FIG. 5 is a front view of the vehicle mounting attachment and blade, showing the blade angled to the operator's left and the mounting assembly 20 pitched forward at a sharp angle. The combination of the pitch of the frame 30 and the angling of the blade 90 by operation of hydraulic jacks 110 and 111 results in a blade tilt which can be used to advantage to grade road surfaces and the like.

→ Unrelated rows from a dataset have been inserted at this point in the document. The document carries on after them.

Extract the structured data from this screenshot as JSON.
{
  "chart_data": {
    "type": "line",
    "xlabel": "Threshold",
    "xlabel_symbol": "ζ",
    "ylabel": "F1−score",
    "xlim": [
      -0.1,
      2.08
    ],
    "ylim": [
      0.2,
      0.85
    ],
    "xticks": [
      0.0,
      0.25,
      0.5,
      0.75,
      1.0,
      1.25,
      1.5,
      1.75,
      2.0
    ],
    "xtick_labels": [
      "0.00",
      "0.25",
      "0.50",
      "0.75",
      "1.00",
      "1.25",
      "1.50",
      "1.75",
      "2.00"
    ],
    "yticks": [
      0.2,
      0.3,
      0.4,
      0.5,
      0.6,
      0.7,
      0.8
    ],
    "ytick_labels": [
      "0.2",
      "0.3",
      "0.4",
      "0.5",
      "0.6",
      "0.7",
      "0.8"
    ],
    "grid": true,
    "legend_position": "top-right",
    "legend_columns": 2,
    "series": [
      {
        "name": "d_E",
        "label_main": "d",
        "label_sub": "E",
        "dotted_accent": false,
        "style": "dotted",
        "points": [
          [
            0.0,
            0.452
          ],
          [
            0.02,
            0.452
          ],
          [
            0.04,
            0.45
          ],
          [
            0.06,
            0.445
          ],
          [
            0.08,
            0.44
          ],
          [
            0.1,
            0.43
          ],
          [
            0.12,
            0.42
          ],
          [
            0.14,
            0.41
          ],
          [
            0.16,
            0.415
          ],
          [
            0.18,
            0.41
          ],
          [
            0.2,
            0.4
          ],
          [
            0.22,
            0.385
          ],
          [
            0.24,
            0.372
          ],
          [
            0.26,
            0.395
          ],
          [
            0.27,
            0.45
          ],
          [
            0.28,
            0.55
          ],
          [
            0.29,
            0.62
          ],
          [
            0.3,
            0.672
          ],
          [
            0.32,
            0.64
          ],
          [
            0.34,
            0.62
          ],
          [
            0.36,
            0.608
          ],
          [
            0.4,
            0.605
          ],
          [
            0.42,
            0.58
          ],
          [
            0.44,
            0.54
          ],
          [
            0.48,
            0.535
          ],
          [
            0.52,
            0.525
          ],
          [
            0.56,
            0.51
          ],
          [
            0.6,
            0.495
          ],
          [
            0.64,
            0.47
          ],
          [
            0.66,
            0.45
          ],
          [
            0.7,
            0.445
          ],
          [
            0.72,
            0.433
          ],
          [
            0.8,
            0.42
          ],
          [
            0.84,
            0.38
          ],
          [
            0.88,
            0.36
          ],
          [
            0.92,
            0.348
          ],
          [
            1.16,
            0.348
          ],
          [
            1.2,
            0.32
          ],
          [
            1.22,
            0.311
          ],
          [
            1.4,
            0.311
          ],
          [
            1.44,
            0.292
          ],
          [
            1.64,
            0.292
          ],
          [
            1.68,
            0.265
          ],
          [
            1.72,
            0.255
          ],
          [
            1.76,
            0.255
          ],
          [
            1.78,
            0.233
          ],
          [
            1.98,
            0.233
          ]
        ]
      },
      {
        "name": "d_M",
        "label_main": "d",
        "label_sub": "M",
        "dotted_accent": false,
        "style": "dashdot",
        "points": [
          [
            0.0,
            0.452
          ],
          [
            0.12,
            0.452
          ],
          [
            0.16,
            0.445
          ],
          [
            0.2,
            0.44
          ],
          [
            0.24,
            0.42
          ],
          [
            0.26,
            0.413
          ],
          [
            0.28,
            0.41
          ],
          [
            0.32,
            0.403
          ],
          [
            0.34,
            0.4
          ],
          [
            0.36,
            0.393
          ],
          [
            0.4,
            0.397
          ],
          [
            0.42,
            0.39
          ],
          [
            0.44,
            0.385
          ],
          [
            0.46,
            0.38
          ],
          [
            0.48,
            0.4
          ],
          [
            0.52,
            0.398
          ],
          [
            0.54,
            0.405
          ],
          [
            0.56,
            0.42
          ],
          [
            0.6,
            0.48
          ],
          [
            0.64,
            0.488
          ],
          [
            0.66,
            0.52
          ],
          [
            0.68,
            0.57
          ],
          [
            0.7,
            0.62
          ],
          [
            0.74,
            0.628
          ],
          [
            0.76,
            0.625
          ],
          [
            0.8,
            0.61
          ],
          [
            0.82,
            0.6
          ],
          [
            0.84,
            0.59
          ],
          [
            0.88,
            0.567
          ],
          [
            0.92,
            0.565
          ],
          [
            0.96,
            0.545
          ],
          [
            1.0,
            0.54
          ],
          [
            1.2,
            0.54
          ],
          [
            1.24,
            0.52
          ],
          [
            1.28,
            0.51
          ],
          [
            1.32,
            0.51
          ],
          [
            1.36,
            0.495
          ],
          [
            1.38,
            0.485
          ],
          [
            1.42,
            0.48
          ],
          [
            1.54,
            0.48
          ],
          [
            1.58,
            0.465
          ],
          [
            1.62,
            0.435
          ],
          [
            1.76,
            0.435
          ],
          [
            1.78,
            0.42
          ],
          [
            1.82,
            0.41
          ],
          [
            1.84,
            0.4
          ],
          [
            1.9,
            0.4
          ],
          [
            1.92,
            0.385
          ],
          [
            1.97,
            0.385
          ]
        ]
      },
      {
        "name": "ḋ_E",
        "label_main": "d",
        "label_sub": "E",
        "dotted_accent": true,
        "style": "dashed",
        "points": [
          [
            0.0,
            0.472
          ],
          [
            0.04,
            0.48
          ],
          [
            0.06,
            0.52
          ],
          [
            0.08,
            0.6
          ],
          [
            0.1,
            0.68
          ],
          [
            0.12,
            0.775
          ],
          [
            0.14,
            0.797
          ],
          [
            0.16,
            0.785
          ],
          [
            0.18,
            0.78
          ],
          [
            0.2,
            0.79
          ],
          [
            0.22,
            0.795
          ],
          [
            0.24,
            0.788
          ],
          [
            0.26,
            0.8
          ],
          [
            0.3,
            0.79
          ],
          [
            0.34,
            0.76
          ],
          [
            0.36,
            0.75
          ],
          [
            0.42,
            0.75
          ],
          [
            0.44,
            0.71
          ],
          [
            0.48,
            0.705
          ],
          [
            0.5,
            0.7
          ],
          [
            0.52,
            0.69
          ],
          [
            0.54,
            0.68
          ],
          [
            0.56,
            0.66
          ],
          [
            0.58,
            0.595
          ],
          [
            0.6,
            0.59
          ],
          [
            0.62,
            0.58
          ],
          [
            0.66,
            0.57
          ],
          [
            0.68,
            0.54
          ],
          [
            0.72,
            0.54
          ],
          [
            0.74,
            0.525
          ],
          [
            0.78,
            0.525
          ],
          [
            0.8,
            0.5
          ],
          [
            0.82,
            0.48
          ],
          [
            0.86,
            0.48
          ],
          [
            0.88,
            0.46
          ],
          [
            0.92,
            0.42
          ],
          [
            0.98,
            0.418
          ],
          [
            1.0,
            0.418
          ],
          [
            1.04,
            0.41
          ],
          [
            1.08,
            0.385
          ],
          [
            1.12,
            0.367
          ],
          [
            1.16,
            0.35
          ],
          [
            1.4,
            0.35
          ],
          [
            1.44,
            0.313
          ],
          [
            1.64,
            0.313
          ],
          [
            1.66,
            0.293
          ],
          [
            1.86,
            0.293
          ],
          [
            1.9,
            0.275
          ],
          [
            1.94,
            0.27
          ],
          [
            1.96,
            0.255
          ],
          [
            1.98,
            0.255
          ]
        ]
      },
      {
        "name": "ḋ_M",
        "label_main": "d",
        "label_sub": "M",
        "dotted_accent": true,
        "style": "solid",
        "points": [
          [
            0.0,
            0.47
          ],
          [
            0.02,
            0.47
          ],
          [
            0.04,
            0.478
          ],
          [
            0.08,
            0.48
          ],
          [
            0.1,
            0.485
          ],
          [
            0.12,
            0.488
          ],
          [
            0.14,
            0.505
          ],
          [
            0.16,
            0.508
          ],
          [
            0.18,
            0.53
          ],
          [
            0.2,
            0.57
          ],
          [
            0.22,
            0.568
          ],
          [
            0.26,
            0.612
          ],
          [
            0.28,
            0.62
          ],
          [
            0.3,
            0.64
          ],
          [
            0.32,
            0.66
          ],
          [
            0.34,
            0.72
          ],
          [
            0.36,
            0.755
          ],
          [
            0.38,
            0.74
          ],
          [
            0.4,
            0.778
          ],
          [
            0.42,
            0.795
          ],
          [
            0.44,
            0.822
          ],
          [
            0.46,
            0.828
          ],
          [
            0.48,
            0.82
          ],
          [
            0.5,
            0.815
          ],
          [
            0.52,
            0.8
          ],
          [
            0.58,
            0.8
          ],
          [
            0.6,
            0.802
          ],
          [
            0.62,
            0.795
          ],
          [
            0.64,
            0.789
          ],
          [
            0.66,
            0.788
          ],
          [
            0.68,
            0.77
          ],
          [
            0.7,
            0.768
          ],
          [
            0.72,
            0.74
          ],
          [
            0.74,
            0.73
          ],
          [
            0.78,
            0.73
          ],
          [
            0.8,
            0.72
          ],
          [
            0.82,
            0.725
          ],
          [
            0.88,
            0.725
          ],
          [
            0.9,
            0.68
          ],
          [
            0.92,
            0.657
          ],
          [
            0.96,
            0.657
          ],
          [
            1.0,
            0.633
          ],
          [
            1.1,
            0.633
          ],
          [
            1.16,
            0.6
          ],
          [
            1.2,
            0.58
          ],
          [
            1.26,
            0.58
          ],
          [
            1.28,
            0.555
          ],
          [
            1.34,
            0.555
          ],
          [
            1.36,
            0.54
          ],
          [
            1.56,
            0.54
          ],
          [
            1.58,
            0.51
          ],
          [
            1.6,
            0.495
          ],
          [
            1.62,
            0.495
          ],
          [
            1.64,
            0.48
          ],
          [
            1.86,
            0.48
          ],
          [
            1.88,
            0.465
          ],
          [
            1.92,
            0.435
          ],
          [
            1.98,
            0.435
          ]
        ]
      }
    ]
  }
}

It may be seen that variation of blade angle and pitch in combination can be used to control the amount of tilt.
It may be seen that the vertical axis about which the blade angle is varied is displaced substantially from the rotational axis at the point of connection between push beams 40 and frame 20. It is this displacement of the two axis of rotation of the blade 90 which provides the effective rotation of the blade about the vehicle axis when there is a concurrent displacement about the vertical axis and the axis transverse to the vehicle axis. This geometry allows one to achieve cross coupling between the blade pitch tilt and angle axes.
As indicated above, control of the blade angle is accomplished by use of hydraulic jacks 110 and 111. The jacks may be readily controlled using a conventional hydraulic control circuit 120 to extend one jack at the same time the opposite jack is being retracted. Although in the preferred embodiment this control means is illustrated as being carried by the push beam assembly 40, it is clear that it can be equally well located with the remainder of the vehicle controls so that the driver can adjust the blade angle from the driving position. The controls for the vehicle hydraulic jack 50 are located in close proximity to the driver and are unchanged from the control configurations utilized with the front end loader bucket attached to the push beam assembly 40.
FIG. 6 illustrates the front end loader vehicle and push beam assembly connected directly to a front end loader bucket 130. It is noted that the bucket control or push beam assembly links 60 and 70, and the hydraulic motors 50 are in precisely the same configuration as shown in connection with my new blade mounting attachment 20. Thus, the change-over from the bulldozer configuration of the front end loader vehicle to the front end loader configuration can be seen to be a relatively simple procedure involving only a change in the connection between the push beam assembly 40, links 70 and either the front end loader bucket 130 or the blade mounting attachment 20 and the connection and disconnection of the hydraulic control means 120.
While the preferred embodiment of the invention has been illustrated and described, it is apparent that alterations, modifications, and changes may be made without departing from the true scope and spirit thereof as defined by the appended claims.